Par défis, pour tester son degré de folie, pour voir s'ils étaient aussi bien « assortis » comme la meilleure amie de Sarah, Agathe, le leur avait dit ; bien sûr qu'il lui avait dit oui. De cette idée était né un projet. Trouver la plus belle phrase qui les qualifiait et se la faire tatouer. Dans un endroit secret connu d'eux seuls. Alors ils avaient cherché. Griffonné. Un après-midi entier. Amore était venu en premier. C'était son idée à lui. C'est comme ça qu'il l'appelait. C'est comme ça que sa mère l'appelait, alors quand ses sentiments envers Sarah étaient nés, quand dans sa tête tout avait fini par se mélanger, c'est naturellement qu'il avait pris le relais. Il aimait l'italien. C'était pour lui un lien, un moyen de ne pas oublier ses racines, de continuer à entendre chanter la mama, comme très souvent elle le faisait avant de disparaitre bien trop tôt.
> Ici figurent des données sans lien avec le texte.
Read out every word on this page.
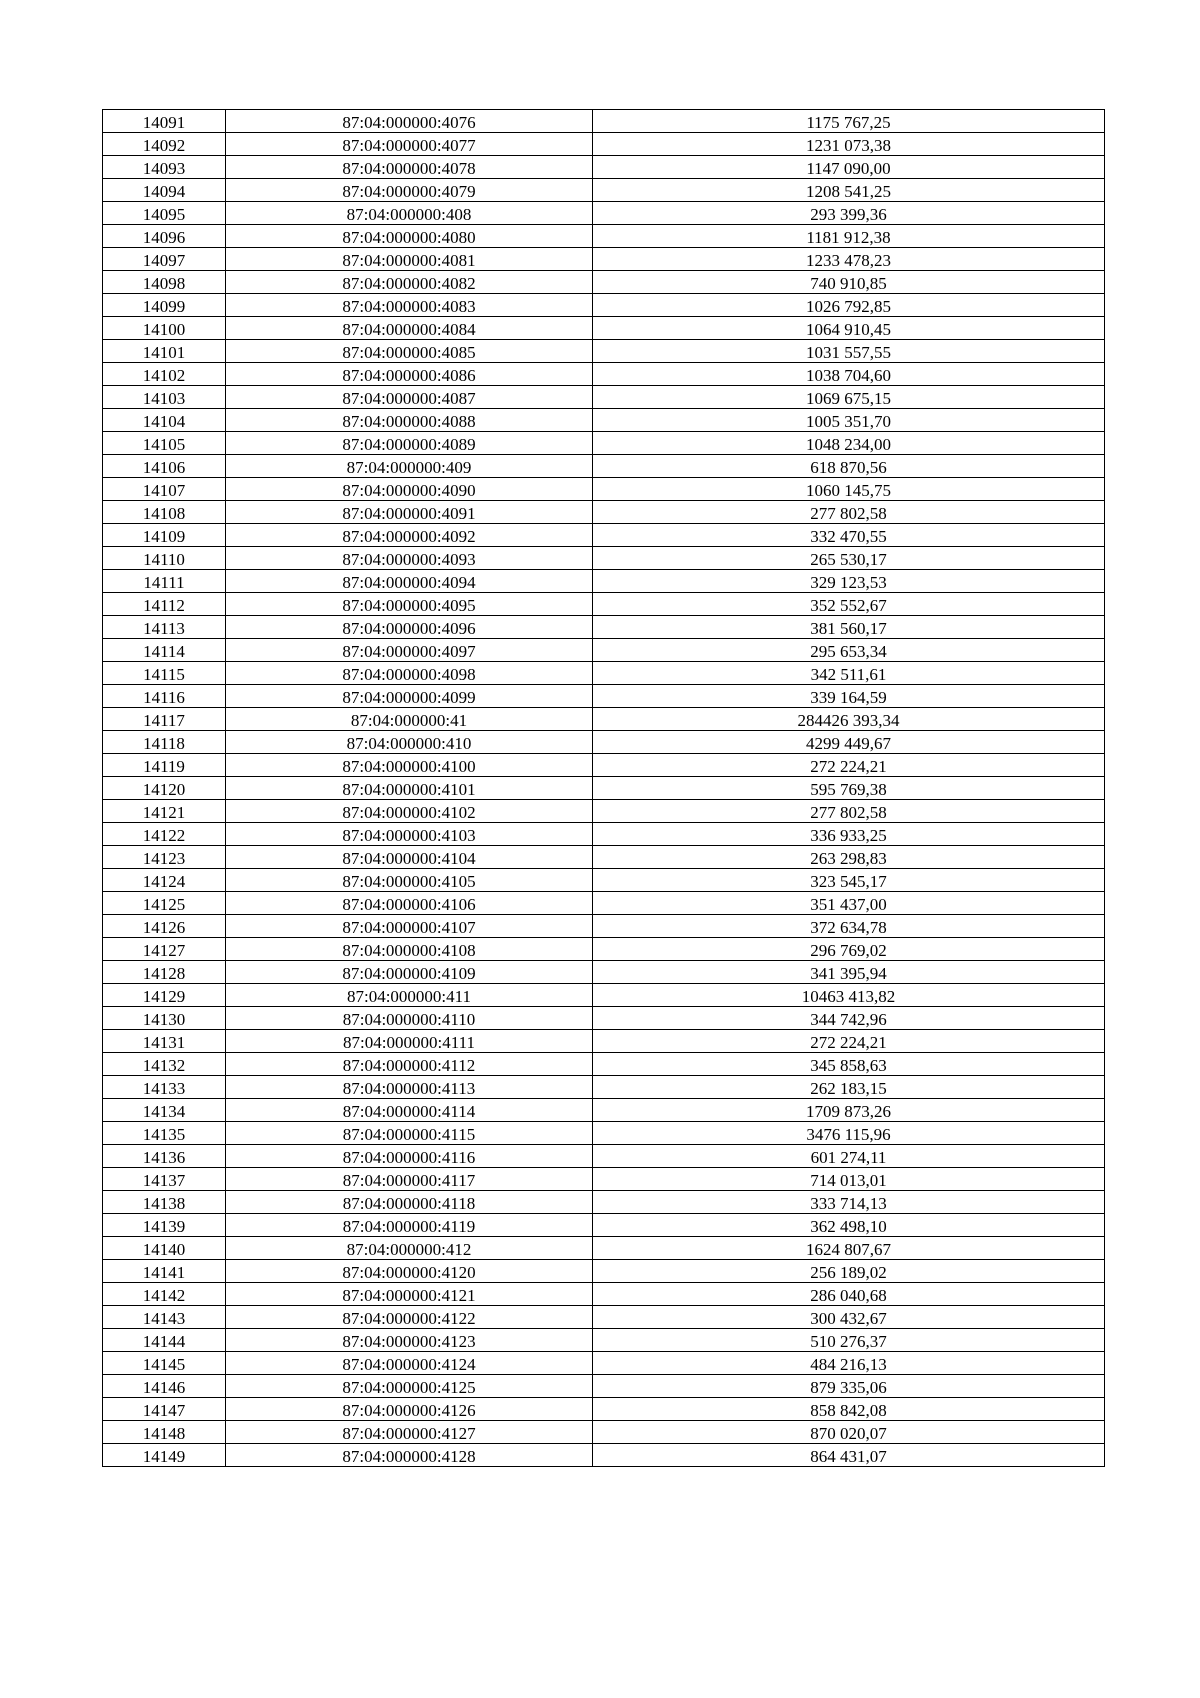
14091	87:04:000000:4076	1175 767,25
14092	87:04:000000:4077	1231 073,38
14093	87:04:000000:4078	1147 090,00
14094	87:04:000000:4079	1208 541,25
14095	87:04:000000:408	293 399,36
14096	87:04:000000:4080	1181 912,38
14097	87:04:000000:4081	1233 478,23
14098	87:04:000000:4082	740 910,85
14099	87:04:000000:4083	1026 792,85
14100	87:04:000000:4084	1064 910,45
14101	87:04:000000:4085	1031 557,55
14102	87:04:000000:4086	1038 704,60
14103	87:04:000000:4087	1069 675,15
14104	87:04:000000:4088	1005 351,70
14105	87:04:000000:4089	1048 234,00
14106	87:04:000000:409	618 870,56
14107	87:04:000000:4090	1060 145,75
14108	87:04:000000:4091	277 802,58
14109	87:04:000000:4092	332 470,55
14110	87:04:000000:4093	265 530,17
14111	87:04:000000:4094	329 123,53
14112	87:04:000000:4095	352 552,67
14113	87:04:000000:4096	381 560,17
14114	87:04:000000:4097	295 653,34
14115	87:04:000000:4098	342 511,61
14116	87:04:000000:4099	339 164,59
14117	87:04:000000:41	284426 393,34
14118	87:04:000000:410	4299 449,67
14119	87:04:000000:4100	272 224,21
14120	87:04:000000:4101	595 769,38
14121	87:04:000000:4102	277 802,58
14122	87:04:000000:4103	336 933,25
14123	87:04:000000:4104	263 298,83
14124	87:04:000000:4105	323 545,17
14125	87:04:000000:4106	351 437,00
14126	87:04:000000:4107	372 634,78
14127	87:04:000000:4108	296 769,02
14128	87:04:000000:4109	341 395,94
14129	87:04:000000:411	10463 413,82
14130	87:04:000000:4110	344 742,96
14131	87:04:000000:4111	272 224,21
14132	87:04:000000:4112	345 858,63
14133	87:04:000000:4113	262 183,15
14134	87:04:000000:4114	1709 873,26
14135	87:04:000000:4115	3476 115,96
14136	87:04:000000:4116	601 274,11
14137	87:04:000000:4117	714 013,01
14138	87:04:000000:4118	333 714,13
14139	87:04:000000:4119	362 498,10
14140	87:04:000000:412	1624 807,67
14141	87:04:000000:4120	256 189,02
14142	87:04:000000:4121	286 040,68
14143	87:04:000000:4122	300 432,67
14144	87:04:000000:4123	510 276,37
14145	87:04:000000:4124	484 216,13
14146	87:04:000000:4125	879 335,06
14147	87:04:000000:4126	858 842,08
14148	87:04:000000:4127	870 020,07
14149	87:04:000000:4128	864 431,07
« Amore per sempre » proposa-t-il alors.

« Ça veut dire quoi ? » l'avait elle interrogé.

« Ça veut dire que je t'aimerais toujours. »

« Genre » riposta elle en levant au ciel ses deux prunelles noires qui le captivaient tant. 

« Tu ne m'en crois pas capable ? »

« Non. »

« Même si je te le promets ? »

« Tu me le promets ? » ses sourcils fleurtaient de nouveaux avec les cieux, signe papable d'un trop plein émotionnel parcourant son petit cœur. 

« Oui, je te le promets ! »

« Et si tu n'y arrives pas ? »

« Ça n'arrivera pas. Allez viens habille toi, on y va »

Mais les yeux encore perdus dans la voie lacté d'étoiles phosphorescentes qui décoraient le plafond, elle l'avait retenu par le bras.

« Mais attend, on le fait où ? Le tatouage. »

Il avait parcouru du regard son corps encore nu, corps qu'il connaissait déjà quasiment par cœur et dont il ne se lassait jamais. Surtout ses boucles noires qui caressaient les courbes de sa poitrine.

Giulian déconnecta l'appareil qui ne cessait de sonner. Sa fréquence cardiaque maximum avait été atteinte depuis un moment. Et perdu dans les méandres de son passé, de leur passé, il accéléra le rythme de ses foulées, encore plus fort.

« Hum... que dirais tu de... juste là... »

Glisser son doigt sur la peau si fine sous ses seins ne l'avait pas laissé indemne et ils avaient tous deux besoins de bien moins que ça pour vriller. « Du côté gauche alors, juste sous le cœur » précisa Sarah. L'idée lui plaisait et elle l'avait validé en l'attirant à lui encore plus prêt.

« Et si on se complétait ? »

« C'est déjà le cas, je suis toujours à l'intérieur de toi. »

« Pour le tatouage idiot. Moi j'aurais Amore... et toi ...Per siempre, mais au même endroit. »

« J'adore... C'est parfait... » lui répondit-il en étudiant, hypnotisé, les changements s'opérant sur son visage à chacun de ses nouveaux vas et viens.

Alors ils avaient passé le reste de la journée à dessiner. A faire l'amour et à le dessiner plus exactement. Leur tatouage à eux. Unique comme eux. Comme leur love story. Celui de Giulian s'écrirait comme un graffiti. Celui de Sarah aussi mais dans une police un peu plus « polie ». Ce tatouage fut leur premier à tous les deux. Le premier d'une longue série pour lui. Ils avaient tous leur histoire, leur moment de succès, de peine ou de grande haine, mais aucun des autres n'égalerait cette saveur-là. Celle d'une douleur abyssale, d'un trou béant, là juste sous le cœur... Un tracé qui sur sa montre en cet instant précis, aurait été représenté par un électrocardiogramme complètement plat. La fin de toute activité cardiaque.

Alors Giulian stoppa sa course folle. Il s'appuya contre l'un des tilleuls tenant tête à l'impressionnante horloge du musée d'Orsay qui indiquait à peine plus de cinq heures du matin. Envahi d'un mélange de doute, de douleur et d'espoir, il se laissa échouer sur la terre humide et dans une ultime tentative de survie, il envoya le sms qu'il avait rédigé trois jours plus tôt.